¡Pobre poeta! Luchaba en vano por
descansar un instante después de una noche entera de fiebre… Se echó de la cama
precipitadamente; fue a sentarse delante de su mesa, llena por todos lados de
cuartillas blancas y vírgenes, y apoyó la cabeza entre sus manos temblorosas,
apretando ferozmente sus sienes, como queriendo ahogar de una vez los gritos y
las quejas de la multitud de ideas que anidaban en su cerebro… ¡Era horrible!
Reclamaban todos su derecho a la vida, pretendían unas y otras ser engalanadas
con espléndidos ropajes… Bastante tiempo habían vivido ya encerradas en aquel
templo reducido, aunque hermoso, constituían la felicidad de su poseedor, eran
su único orgullo, su sola ambición; era justo, pues, que se las hiciese honor
dándoles forma… Lucharían obstinadamente hasta conseguir su justo triunfo…
luchaban, sí, hasta volverle loco…
Pero el poeta se sentía aquella
alegre mañana con menos fuerzas que nunca… Sólo ansiaba enloquecer de dicha contemplando
durante mucho tiempo aquella naturaleza que derrochaba vida a manos llenas…
¡Qué hermoso estaba el campo! El
sol lucía como nunca su grandeza, enviando a la Tierra en sus rayos raudales benéficos
de luz espléndida y vivificante calor… ¡Luces y colores! La llanura inmensa,
cubierta de espigas, semejaba un vasto mar de oro; las amapolas salpicaban de
sangre las mieses; las florecillas moradas, verdes y azules componían un
radiante mosaico de amatistas, rubíes y zafiros… ¡Qué delicia!
El poeta, echado en el suelo
perezosamente, contemplaba extasiado el imponente y delicioso espectáculo.
Sentía imperiosa necesidad de
beber aquel aire purísimo con la boca y con los ojos; hubiera deseado que
aquellos aromas rústicos y deliciosos y aquel sol magnífico se introdujesen en
su interior para abrasar sus entrañas… Y con instintos de bestia se tendió
sobre la verde alfombra… Cerró al fin los ojos y comenzó a soñar despierto…
Ilustración original de Marin. |
Y rompiendo aquel mutismo
majestuoso, exclamó: «¡Maltrátame,
mujer! Que tus manecitas delicadas opriman ferozmente mi cuello hasta que tema
morir; que tus piececitos pisoteen mi corazón hasta que te exija piedad… ¡Soy tuyo!

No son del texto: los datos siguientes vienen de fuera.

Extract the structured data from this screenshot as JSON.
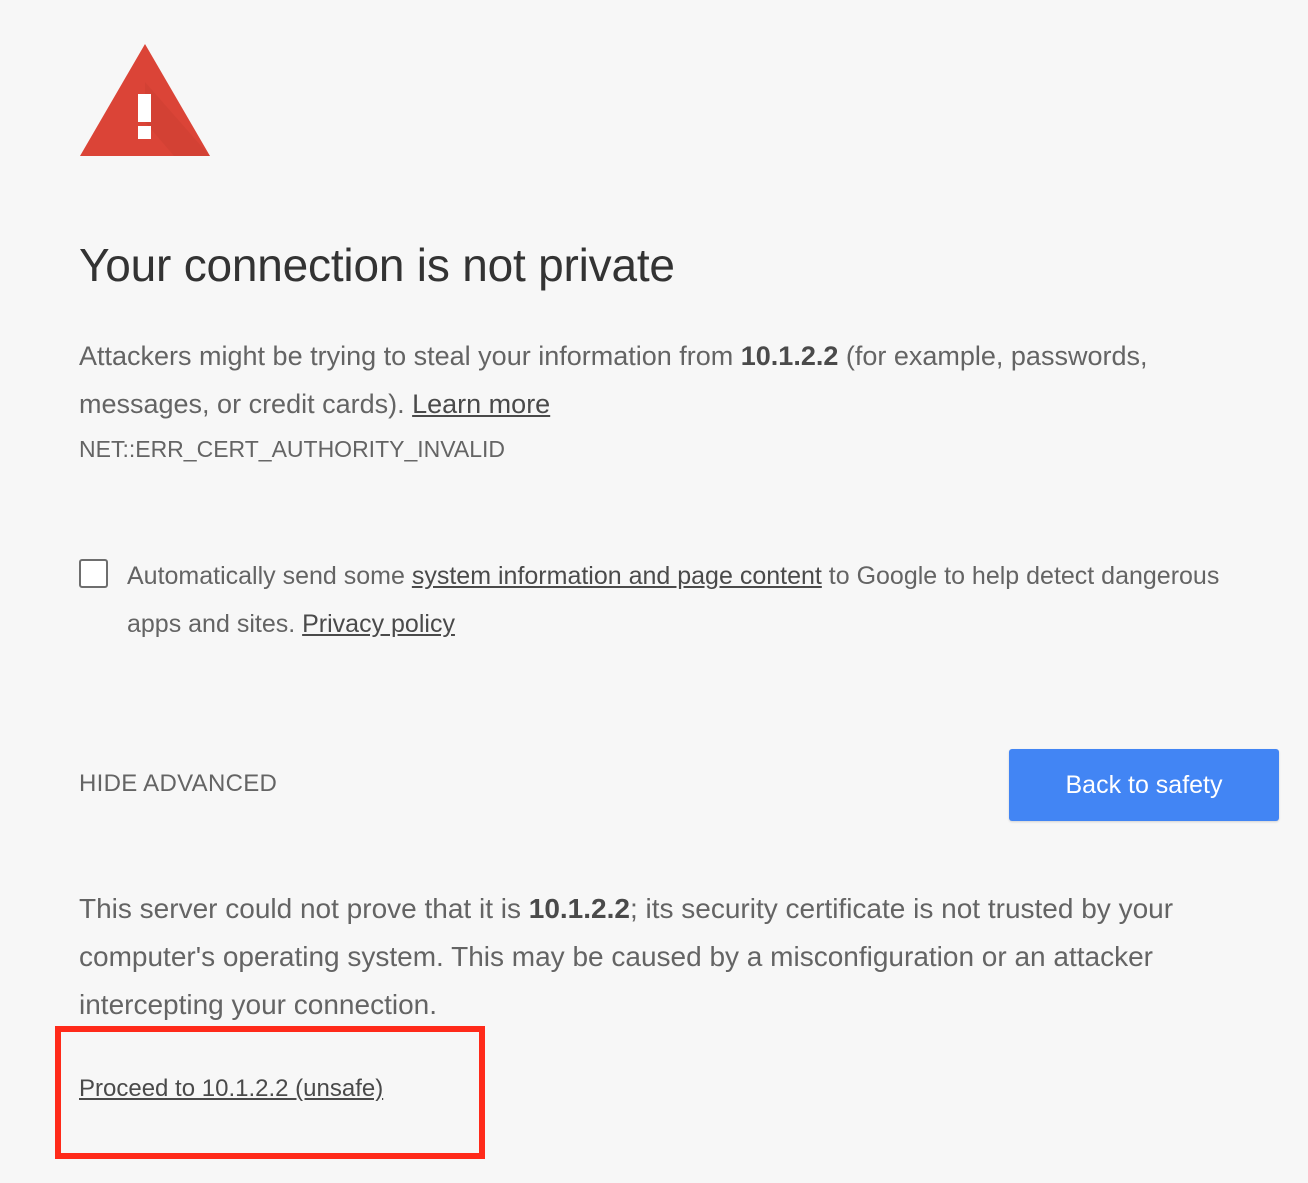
{
  "heading": "Your connection is not private",
  "main_message": {
    "text_before_host": "Attackers might be trying to steal your information from ",
    "host": "10.1.2.2",
    "text_after_host": " (for example, passwords, messages, or credit cards). ",
    "learn_more": "Learn more"
  },
  "error_code": "NET::ERR_CERT_AUTHORITY_INVALID",
  "extended_reporting": {
    "checked": false,
    "text_before_link": "Automatically send some ",
    "link_text": "system information and page content",
    "text_after_link": " to Google to help detect dangerous apps and sites. ",
    "privacy_policy": "Privacy policy"
  },
  "buttons": {
    "hide_advanced": "HIDE ADVANCED",
    "back_to_safety": "Back to safety"
  },
  "details": {
    "text_before_host": "This server could not prove that it is ",
    "host": "10.1.2.2",
    "text_after_host": "; its security certificate is not trusted by your computer's operating system. This may be caused by a misconfiguration or an attacker intercepting your connection."
  },
  "proceed_link": "Proceed to 10.1.2.2 (unsafe)",
  "colors": {
    "background": "#f7f7f7",
    "warning_red": "#db4437",
    "primary_button": "#4285f4",
    "annotation_box": "#ff2a1a"
  },
  "icons": {
    "warning": "warning-triangle-icon"
  }
}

No hay mayor dicha en estos instantes para mí que gozar sufriendo. Y cuando el
dolor me haya robado todas las fuerzas, entonces reclamaré tus caricias de consuelo
y sonreiré de dicha al apurar los goces inmensos que me ha de ofrecer tu
juventud y tu belleza… ¡Ven, ven a mí, mujer!»
El paisaje ostentaba galas más espléndidas…
La naturaleza sonreía de gozo… Iniciábase el crepúsculo y aún continuaban aquellos dos pechos palpitando al unísono y
aún aquellos labios sedientos de calor se acariciaban con ansia infinita…
DIEGO DE FUENTES.
Publicado en La Vida Literaria. Madrid 11 de marzo de 1889.